I haven’t really been one for embracing a gratitude practice. I have been at best dismissive of the practice and at worst condescending about it. I think the part of me that grew up with deep criticism as a way to create connection, and often subconsciously how I spoke to myself (still do sometimes), I was quick to dismiss it.
Although I didn’t grow up with lovey-dovey, ‘free hugs’ type of parenting or relationship dynamics, I have learned how good it feels to give it away freely. In my closest circle I have and do show gratitude for those people that I love and care about. In fact, I feel like my girlfriends, friends, kids, and maybe an ex or two (if you know you know) have taught me the greatest lessons in gratitude. The universe has had my back in more ways than I can count and as I sifted through a million memories today in my photos it was so apparent how grateful I am for the places, people and experiences I have had. I can also say that many of the people in these categories have changed my life in significant ways. To speak from your heart and let people know. To shower my kids with ‘I love you’s’ and praise. Hugs and kindness. I can’t imagine parenting any other way.

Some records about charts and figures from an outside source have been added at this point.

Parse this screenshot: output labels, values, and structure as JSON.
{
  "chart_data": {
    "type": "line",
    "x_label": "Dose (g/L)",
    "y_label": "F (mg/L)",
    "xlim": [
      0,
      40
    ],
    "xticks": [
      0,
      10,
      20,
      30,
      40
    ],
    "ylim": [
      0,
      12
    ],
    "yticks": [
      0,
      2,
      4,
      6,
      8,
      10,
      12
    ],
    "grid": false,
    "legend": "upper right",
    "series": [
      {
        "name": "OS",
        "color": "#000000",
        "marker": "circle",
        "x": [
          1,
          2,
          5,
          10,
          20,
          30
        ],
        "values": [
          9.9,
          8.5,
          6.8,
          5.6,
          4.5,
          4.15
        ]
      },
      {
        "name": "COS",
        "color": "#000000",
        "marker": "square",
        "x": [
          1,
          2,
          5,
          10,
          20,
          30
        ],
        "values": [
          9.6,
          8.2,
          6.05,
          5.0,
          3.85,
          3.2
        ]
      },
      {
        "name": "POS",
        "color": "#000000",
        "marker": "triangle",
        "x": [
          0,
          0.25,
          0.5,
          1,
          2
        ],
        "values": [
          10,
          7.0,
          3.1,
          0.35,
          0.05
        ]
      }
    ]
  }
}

My girlfriends and other relationships feel the same. I no longer hesitate to tell people I love and appreciate them. Unfortunately it took me to adulthood to understand and build that habit.
I try not to hesitate or overthink letting someone know.

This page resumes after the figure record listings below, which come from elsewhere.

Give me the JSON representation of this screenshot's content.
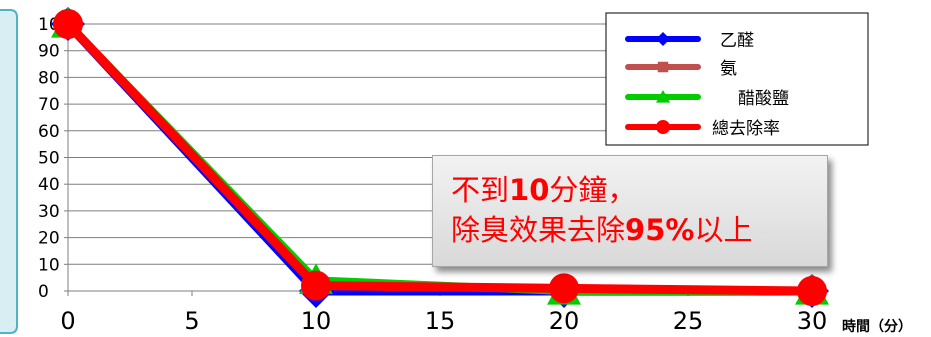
{
  "chart_data": {
    "type": "line",
    "title": "",
    "xlabel": "時間（分）",
    "ylabel": "",
    "x": [
      0,
      10,
      20,
      30
    ],
    "xlim": [
      0,
      30
    ],
    "ylim": [
      0,
      100
    ],
    "xticks": [
      "0",
      "5",
      "10",
      "15",
      "20",
      "25",
      "30"
    ],
    "yticks": [
      "0",
      "10",
      "20",
      "30",
      "40",
      "50",
      "60",
      "70",
      "80",
      "90",
      "100"
    ],
    "grid": true,
    "legend_position": "top-right",
    "series": [
      {
        "name": "乙醛",
        "values": [
          100,
          0,
          0,
          0
        ],
        "color": "#0000ff",
        "marker": "diamond"
      },
      {
        "name": "氨",
        "values": [
          100,
          2,
          1,
          0
        ],
        "color": "#c0504d",
        "marker": "square"
      },
      {
        "name": "醋酸鹽",
        "values": [
          100,
          4,
          0,
          0
        ],
        "color": "#00cc00",
        "marker": "triangle"
      },
      {
        "name": "總去除率",
        "values": [
          100,
          2,
          1,
          0
        ],
        "color": "#ff0000",
        "marker": "circle"
      }
    ],
    "annotation": {
      "line1_pre": "不到",
      "line1_bold": "10",
      "line1_post": "分鐘，",
      "line2_pre": "除臭效果去除",
      "line2_bold": "95%",
      "line2_post": "以上"
    }
  }
}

While there is a lot I am still learning, one thing is for sure, life is short and it can feel terribly hard at times. We have enough in our own heads to deal with that I never want people to wonder how I feel about them. I always assume our own voices take care of enough potential for criticism that we don’t need to add to it.
As I have worked at developing habits that move me more into alignment and conscious living I have started to practice these things daily. After all, we are the product of thousands of micro decisions we implement each and every day. We are not the ‘once a year marathon’ we want to run. We are the daily grind.

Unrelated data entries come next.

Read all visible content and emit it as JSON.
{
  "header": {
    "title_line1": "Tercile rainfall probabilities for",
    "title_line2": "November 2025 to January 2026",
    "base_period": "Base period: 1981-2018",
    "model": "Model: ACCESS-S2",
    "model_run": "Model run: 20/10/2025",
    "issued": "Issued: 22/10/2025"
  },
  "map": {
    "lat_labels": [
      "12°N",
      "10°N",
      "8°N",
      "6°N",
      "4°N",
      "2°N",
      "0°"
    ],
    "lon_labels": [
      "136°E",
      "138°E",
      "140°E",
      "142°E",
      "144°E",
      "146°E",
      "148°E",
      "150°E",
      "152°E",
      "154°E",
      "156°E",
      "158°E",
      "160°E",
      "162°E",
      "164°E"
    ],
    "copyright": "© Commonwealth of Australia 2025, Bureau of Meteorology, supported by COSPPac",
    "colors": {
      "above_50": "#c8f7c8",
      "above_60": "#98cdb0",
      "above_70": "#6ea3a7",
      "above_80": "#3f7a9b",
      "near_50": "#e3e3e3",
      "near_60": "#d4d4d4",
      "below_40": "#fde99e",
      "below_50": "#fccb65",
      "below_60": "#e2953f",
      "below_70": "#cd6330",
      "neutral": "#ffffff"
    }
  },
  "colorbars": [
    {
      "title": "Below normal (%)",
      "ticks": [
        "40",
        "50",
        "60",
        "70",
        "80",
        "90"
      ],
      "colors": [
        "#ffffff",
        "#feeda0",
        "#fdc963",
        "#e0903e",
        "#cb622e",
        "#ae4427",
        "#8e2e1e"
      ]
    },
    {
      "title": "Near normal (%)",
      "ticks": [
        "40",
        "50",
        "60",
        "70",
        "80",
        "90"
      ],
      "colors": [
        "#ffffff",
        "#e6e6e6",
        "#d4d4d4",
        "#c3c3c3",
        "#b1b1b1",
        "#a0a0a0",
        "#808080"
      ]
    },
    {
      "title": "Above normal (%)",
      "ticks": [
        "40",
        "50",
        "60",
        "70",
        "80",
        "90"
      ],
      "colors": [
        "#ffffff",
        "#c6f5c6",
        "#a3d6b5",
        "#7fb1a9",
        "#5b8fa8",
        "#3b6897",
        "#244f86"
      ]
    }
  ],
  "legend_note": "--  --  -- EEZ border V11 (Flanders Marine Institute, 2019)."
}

I think when I originally pondered the idea of a gratitude practice it felt incomplete. Almost half hearted in a way. Sure I can show gratitude for my daily appreciations but I feel like there are so many more things that I need to remind myself about at the same time. Like where I’m going and the parts of me that I can count on to get me there.
So while I have started a gratitude practice, it has come with friends. Namely, goals and gifts.
I have big goals this year. To be fair, I have always had them but in so many ways have been outsourcing my confidence and inadvertently seeking permission to go after them or believe they were possible. In the same breath I have so many gifts to offer the world. It’s weird how we shrink to make space for others. I don’t even think its external sometimes, which feels worse. Sometimes I feel like we shrink to make space for the voice in our head.
I also believe our goals are only possible when we use our gifts. At the intersection of what we are most naturally inclined and enjoy is likely the answer to what we do best. You can see it when you start to speak about the things that light you up. The spark. The shift in energy. The way you come alive. The parts of you that you chalked up to a hobby or idea or just something you ‘like to do’ in your spare time. The creativity we buried in a drawer of art supplies, our ability to creatively master our finances, or the way we read people that allows us to connect so deeply. Creativity is no longer understood by the pre-school definition, relegated to the service of arts and crafts. The ways in which we can embody our craft is endless if we give it enough attention.
So I am committed to a year of this new practice. To see how it honors all parts of me and not just the ones that are supposed to be humble. To embrace the parts of me that come alive with passion and confidence and energy when I embrace them. To recognize that a gratitude practice can be a habit about humility and celebration all at once.